When successfully completed, you will have a scaffolding of your VueJS application.

Setting up .gitlab-ci.yml for GitLab Pages

Below is the GitLab CI configuration necessary to deploy to GitLab Pages. Put this file into your root project. GitLab Pages always deploys your website from a specific folder called public.

image: "node:16-alpine"

stages:
  - build
  - test
  - deploy

build:
  stage: build
  script:
    - yarn install --frozen-lockfile --check-files --non-interactive
    - yarn build
  artifacts:
    paths:
      - public

pages:
  stage: deploy
  script:
    - echo 'Pages deployment job'
  artifacts:
    paths:
      - public
  only:
    - main

Vue config (vue.config.js)

In Vue, the artifacts are built in a folder called dist, in order for GitLab to deploy to Pages, we need to change the path of the artifacts. One way to do this is by changing the Vue config file, vue.config.js.

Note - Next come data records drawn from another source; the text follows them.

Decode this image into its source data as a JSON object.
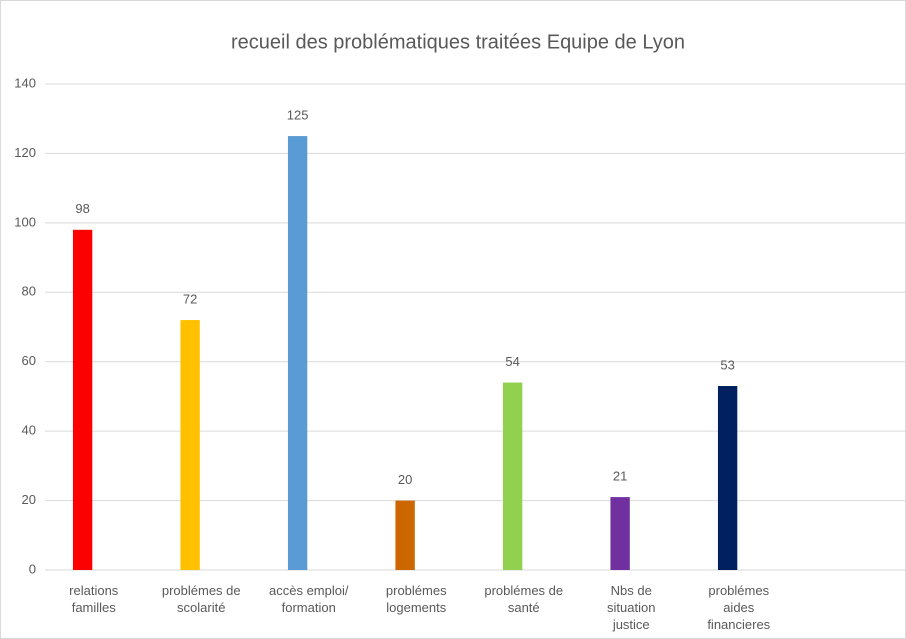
{
  "chart_data": {
    "type": "bar",
    "title": "recueil des problématiques traitées Equipe de Lyon",
    "categories": [
      "relations familles",
      "problémes de scolarité",
      "accès emploi/ formation",
      "problémes logements",
      "problémes de santé",
      "Nbs de situation justice",
      "problémes aides financieres",
      null
    ],
    "values": [
      98,
      72,
      125,
      20,
      54,
      21,
      53,
      null
    ],
    "colors": [
      "#ff0000",
      "#ffc000",
      "#5b9bd5",
      "#cc6600",
      "#92d050",
      "#7030a0",
      "#002060",
      null
    ],
    "ylim": [
      0,
      140
    ],
    "yticks": [
      0,
      20,
      40,
      60,
      80,
      100,
      120,
      140
    ],
    "grid": true
  }
}
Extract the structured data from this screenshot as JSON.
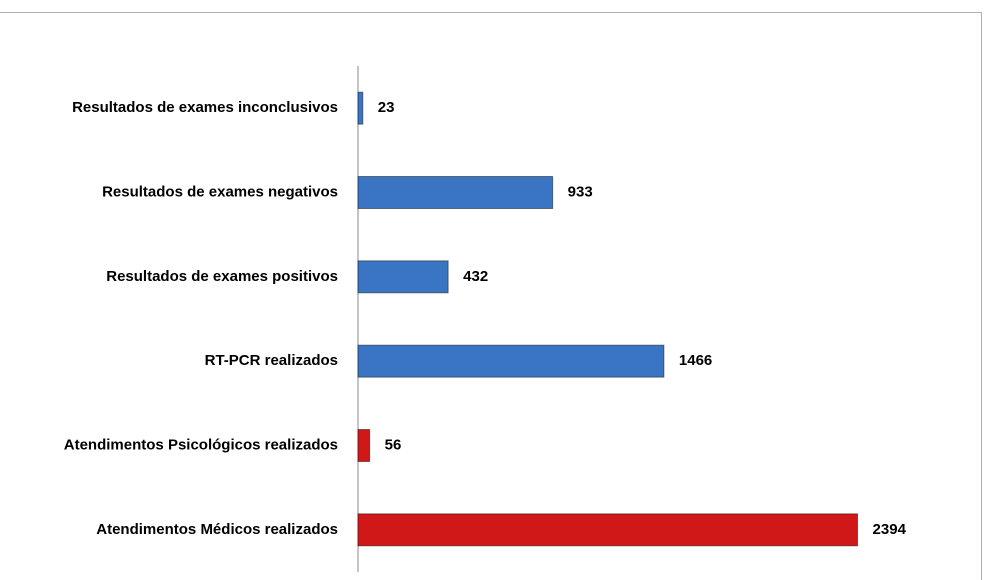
{
  "chart_data": {
    "type": "barh",
    "categories": [
      "Resultados de exames inconclusivos",
      "Resultados de exames negativos",
      "Resultados de exames positivos",
      "RT-PCR realizados",
      "Atendimentos Psicológicos realizados",
      "Atendimentos Médicos realizados"
    ],
    "values": [
      23,
      933,
      432,
      1466,
      56,
      2394
    ],
    "colors": [
      "#3a75c4",
      "#3a75c4",
      "#3a75c4",
      "#3a75c4",
      "#d01818",
      "#d01818"
    ],
    "xlim": [
      0,
      3000
    ]
  }
}
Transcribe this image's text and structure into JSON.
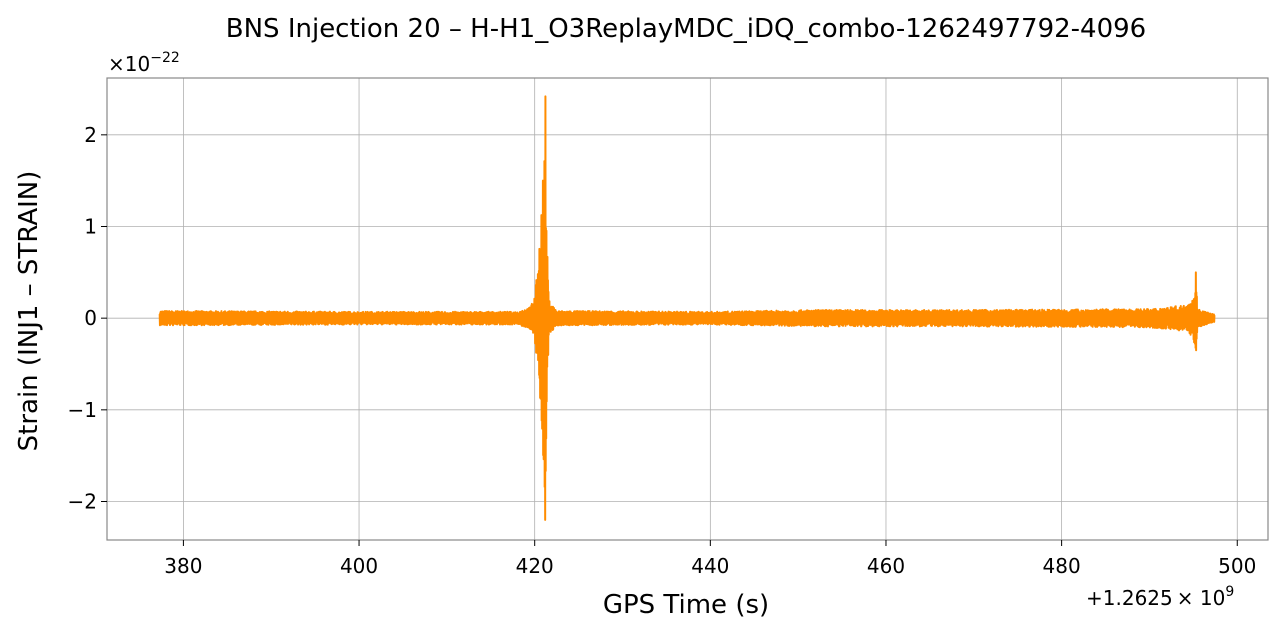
{
  "chart_data": {
    "type": "line",
    "title": "BNS Injection 20 – H-H1_O3ReplayMDC_iDQ_combo-1262497792-4096",
    "xlabel": "GPS Time (s)",
    "ylabel": "Strain (INJ1 – STRAIN)",
    "x_offset_label": "+1.2625",
    "x_offset_exp_label": "× 10",
    "x_offset_exp": "9",
    "y_multiplier_label": "×10",
    "y_multiplier_exp": "−22",
    "x_ticks": [
      380,
      400,
      420,
      440,
      460,
      480,
      500
    ],
    "x_tick_labels": [
      "380",
      "400",
      "420",
      "440",
      "460",
      "480",
      "500"
    ],
    "y_ticks": [
      -2,
      -1,
      0,
      1,
      2
    ],
    "y_tick_labels": [
      "−2",
      "−1",
      "0",
      "1",
      "2"
    ],
    "xlim": [
      371.3,
      503.5
    ],
    "ylim": [
      -2.42,
      2.62
    ],
    "grid": true,
    "color": "#ff8c00",
    "series": [
      {
        "x_range": [
          377.3,
          497.4
        ],
        "envelope": [
          {
            "x": 377.3,
            "amp": 0.08
          },
          {
            "x": 400.0,
            "amp": 0.07
          },
          {
            "x": 418.0,
            "amp": 0.07
          },
          {
            "x": 419.5,
            "amp": 0.12
          },
          {
            "x": 420.0,
            "amp": 0.25
          },
          {
            "x": 420.4,
            "amp": 0.6
          },
          {
            "x": 420.7,
            "amp": 1.1
          },
          {
            "x": 421.0,
            "amp": 1.7
          },
          {
            "x": 421.2,
            "amp": 2.2
          },
          {
            "x": 421.35,
            "amp": 1.0
          },
          {
            "x": 421.6,
            "amp": 0.2
          },
          {
            "x": 422.5,
            "amp": 0.08
          },
          {
            "x": 440.0,
            "amp": 0.07
          },
          {
            "x": 452.0,
            "amp": 0.09
          },
          {
            "x": 470.0,
            "amp": 0.09
          },
          {
            "x": 490.0,
            "amp": 0.1
          },
          {
            "x": 494.0,
            "amp": 0.14
          },
          {
            "x": 495.0,
            "amp": 0.22
          },
          {
            "x": 495.3,
            "amp": 0.4
          },
          {
            "x": 495.5,
            "amp": 0.1
          },
          {
            "x": 497.4,
            "amp": 0.04
          }
        ],
        "peak": {
          "x": 421.2,
          "max": 2.42,
          "min": -2.2
        },
        "glitch": {
          "x": 495.3,
          "max": 0.5,
          "min": -0.35
        }
      }
    ]
  }
}
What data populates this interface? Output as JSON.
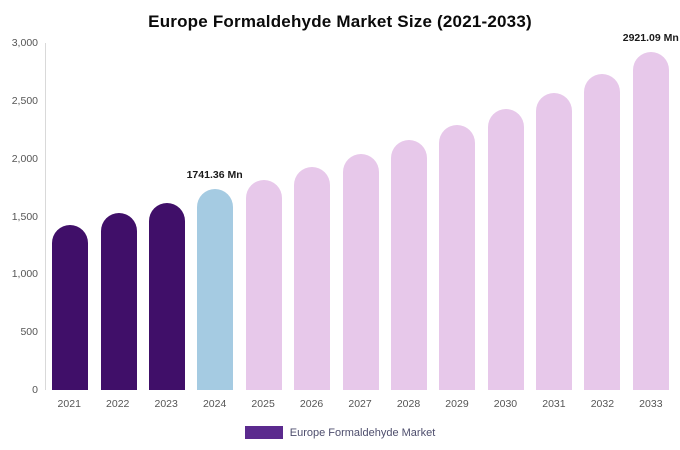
{
  "chart_data": {
    "type": "bar",
    "title": "Europe Formaldehyde Market Size (2021-2033)",
    "legend": "Europe Formaldehyde Market",
    "xlabel": "",
    "ylabel": "",
    "ylim": [
      0,
      3000
    ],
    "y_ticks": [
      0,
      500,
      1000,
      1500,
      2000,
      2500,
      3000
    ],
    "y_tick_labels": [
      "0",
      "500",
      "1,000",
      "1,500",
      "2,000",
      "2,500",
      "3,000"
    ],
    "categories": [
      "2021",
      "2022",
      "2023",
      "2024",
      "2025",
      "2026",
      "2027",
      "2028",
      "2029",
      "2030",
      "2031",
      "2032",
      "2033"
    ],
    "values": [
      1430,
      1530,
      1620,
      1741.36,
      1820,
      1930,
      2040,
      2160,
      2290,
      2430,
      2570,
      2730,
      2921.09
    ],
    "units": "Mn",
    "annotations": [
      {
        "index": 3,
        "text": "1741.36 Mn"
      },
      {
        "index": 12,
        "text": "2921.09 Mn"
      }
    ],
    "bar_colors": {
      "historical": "#400f69",
      "highlight": "#a5cbe2",
      "forecast": "#e7c8ea"
    },
    "bar_color_keys": [
      "historical",
      "historical",
      "historical",
      "highlight",
      "forecast",
      "forecast",
      "forecast",
      "forecast",
      "forecast",
      "forecast",
      "forecast",
      "forecast",
      "forecast"
    ],
    "legend_color": "#5b2a8e",
    "gridlines": false,
    "legend_position": "bottom"
  }
}
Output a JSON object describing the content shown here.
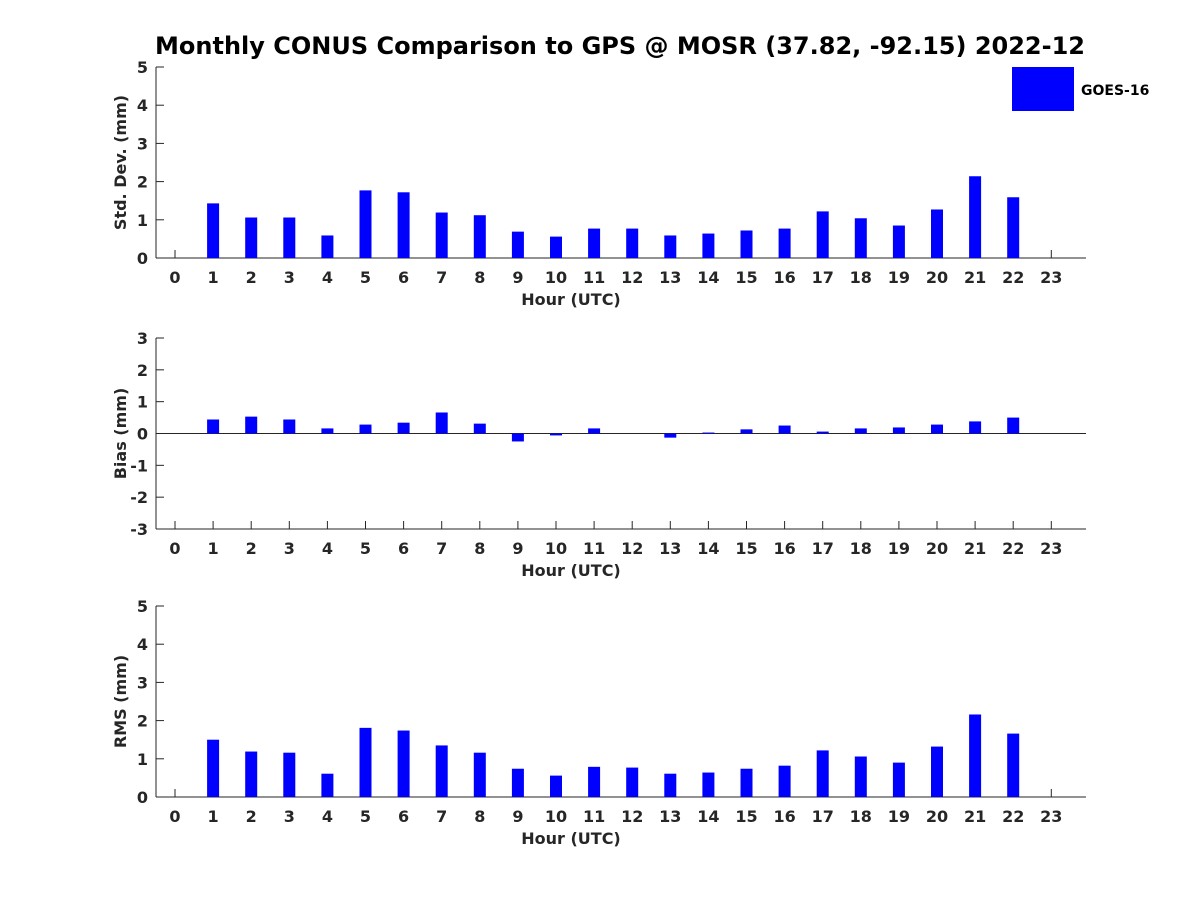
{
  "chart_data": {
    "title": "Monthly CONUS Comparison to GPS @ MOSR (37.82, -92.15) 2022-12",
    "legend": {
      "label": "GOES-16",
      "color": "#0000ff",
      "placement": "top-right"
    },
    "bar_color": "#0000ff",
    "panels": [
      {
        "type": "bar",
        "name": "std-dev",
        "xlabel": "Hour (UTC)",
        "ylabel": "Std. Dev. (mm)",
        "ylim": [
          0,
          5
        ],
        "yticks": [
          "0",
          "1",
          "2",
          "3",
          "4",
          "5"
        ],
        "categories": [
          "0",
          "1",
          "2",
          "3",
          "4",
          "5",
          "6",
          "7",
          "8",
          "9",
          "10",
          "11",
          "12",
          "13",
          "14",
          "15",
          "16",
          "17",
          "18",
          "19",
          "20",
          "21",
          "22",
          "23"
        ],
        "values": [
          null,
          1.43,
          1.06,
          1.06,
          0.59,
          1.77,
          1.72,
          1.19,
          1.12,
          0.69,
          0.56,
          0.77,
          0.77,
          0.59,
          0.64,
          0.72,
          0.77,
          1.22,
          1.04,
          0.85,
          1.27,
          2.14,
          1.59,
          null
        ]
      },
      {
        "type": "bar",
        "name": "bias",
        "xlabel": "Hour (UTC)",
        "ylabel": "Bias (mm)",
        "ylim": [
          -3,
          3
        ],
        "yticks": [
          "-3",
          "-2",
          "-1",
          "0",
          "1",
          "2",
          "3"
        ],
        "categories": [
          "0",
          "1",
          "2",
          "3",
          "4",
          "5",
          "6",
          "7",
          "8",
          "9",
          "10",
          "11",
          "12",
          "13",
          "14",
          "15",
          "16",
          "17",
          "18",
          "19",
          "20",
          "21",
          "22",
          "23"
        ],
        "values": [
          null,
          0.44,
          0.53,
          0.44,
          0.16,
          0.28,
          0.34,
          0.66,
          0.31,
          -0.25,
          -0.06,
          0.16,
          0.0,
          -0.13,
          0.03,
          0.13,
          0.25,
          0.06,
          0.16,
          0.19,
          0.28,
          0.38,
          0.5,
          null
        ]
      },
      {
        "type": "bar",
        "name": "rms",
        "xlabel": "Hour (UTC)",
        "ylabel": "RMS (mm)",
        "ylim": [
          0,
          5
        ],
        "yticks": [
          "0",
          "1",
          "2",
          "3",
          "4",
          "5"
        ],
        "categories": [
          "0",
          "1",
          "2",
          "3",
          "4",
          "5",
          "6",
          "7",
          "8",
          "9",
          "10",
          "11",
          "12",
          "13",
          "14",
          "15",
          "16",
          "17",
          "18",
          "19",
          "20",
          "21",
          "22",
          "23"
        ],
        "values": [
          null,
          1.5,
          1.19,
          1.16,
          0.61,
          1.81,
          1.74,
          1.35,
          1.16,
          0.74,
          0.56,
          0.79,
          0.77,
          0.61,
          0.64,
          0.74,
          0.82,
          1.22,
          1.06,
          0.9,
          1.32,
          2.16,
          1.66,
          null
        ]
      }
    ]
  }
}
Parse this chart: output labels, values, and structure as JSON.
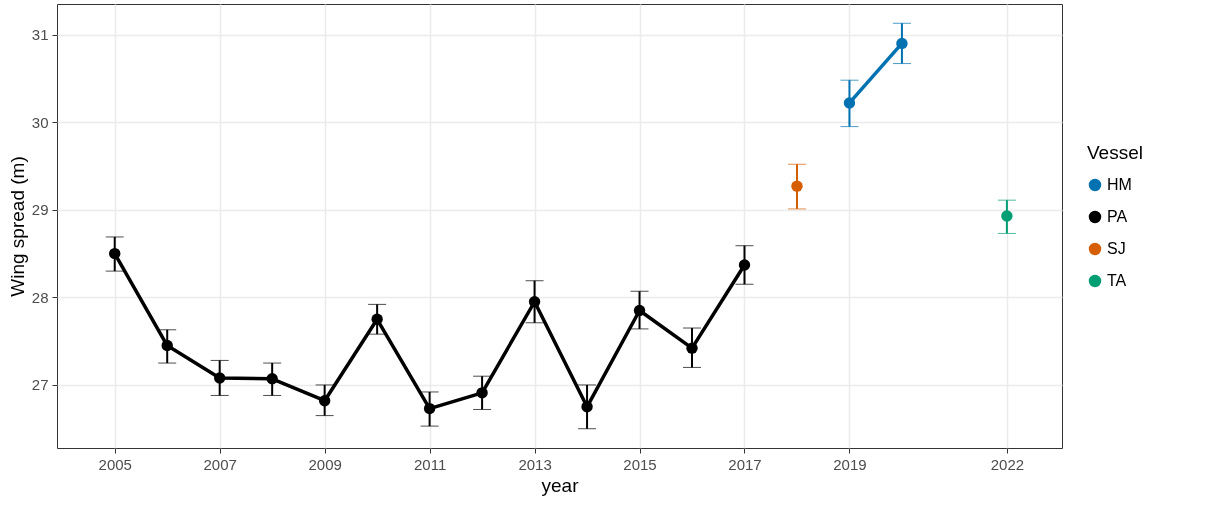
{
  "chart_data": {
    "type": "line",
    "xlabel": "year",
    "ylabel": "Wing spread (m)",
    "legend_title": "Vessel",
    "legend": "right",
    "grid": true,
    "marker": "circle",
    "line_style": "solid",
    "xlim": [
      2003.9,
      2023.05
    ],
    "xticks": [
      2005,
      2007,
      2009,
      2011,
      2013,
      2015,
      2017,
      2019,
      2022
    ],
    "ylim": [
      26.28,
      31.35
    ],
    "yticks": [
      27,
      28,
      29,
      30,
      31
    ],
    "series": [
      {
        "name": "HM",
        "color": "#0072b2",
        "x": [
          2019,
          2020
        ],
        "values": [
          30.22,
          30.9
        ],
        "errors": [
          [
            29.95,
            30.48
          ],
          [
            30.67,
            31.13
          ]
        ]
      },
      {
        "name": "PA",
        "color": "#000000",
        "x": [
          2005,
          2006,
          2007,
          2008,
          2009,
          2010,
          2011,
          2012,
          2013,
          2014,
          2015,
          2016,
          2017
        ],
        "values": [
          28.5,
          27.45,
          27.08,
          27.07,
          26.82,
          27.75,
          26.73,
          26.91,
          27.95,
          26.75,
          27.85,
          27.42,
          28.37
        ],
        "errors": [
          [
            28.3,
            28.69
          ],
          [
            27.25,
            27.63
          ],
          [
            26.88,
            27.28
          ],
          [
            26.88,
            27.25
          ],
          [
            26.65,
            27.0
          ],
          [
            27.58,
            27.92
          ],
          [
            26.53,
            26.92
          ],
          [
            26.72,
            27.1
          ],
          [
            27.71,
            28.19
          ],
          [
            26.5,
            27.0
          ],
          [
            27.64,
            28.07
          ],
          [
            27.2,
            27.65
          ],
          [
            28.15,
            28.59
          ]
        ]
      },
      {
        "name": "SJ",
        "color": "#d55e00",
        "x": [
          2018
        ],
        "values": [
          29.27
        ],
        "errors": [
          [
            29.01,
            29.52
          ]
        ]
      },
      {
        "name": "TA",
        "color": "#009e73",
        "x": [
          2022
        ],
        "values": [
          28.93
        ],
        "errors": [
          [
            28.73,
            29.11
          ]
        ]
      }
    ]
  }
}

const { defineConfig } = require('@vue/cli-service')

function publicPath () {
  if (process.env.CI_PAGES_URL) {
    return new URL(process.env.CI_PAGES_URL).pathname
  } else {
    return '/'
  }
}

module.exports = defineConfig({
  transpileDependencies: true,
  publicPath: publicPath(),
  outputDir: 'public'
})

Here we have set outputDir to public so that GitLab will pick up the build artifacts and deploy to Pages. Another important piece when creating this configuration file is to change the publicPath, which is the base URL your application will be deployed at. In this case, we have create a function publicPath() that checks if the CI_PAGES_URL environment variable is set and returns the correct base URL.

Run GitLab CI

vuejs-gitlab-pages-pipeline

Check Pages to get your URL

gitlab-pages-domain

Voila! You have set up a VueJS project with a fully functioning CI/CD pipeline. Enjoy your VueJS application hosted by GitLab Pages!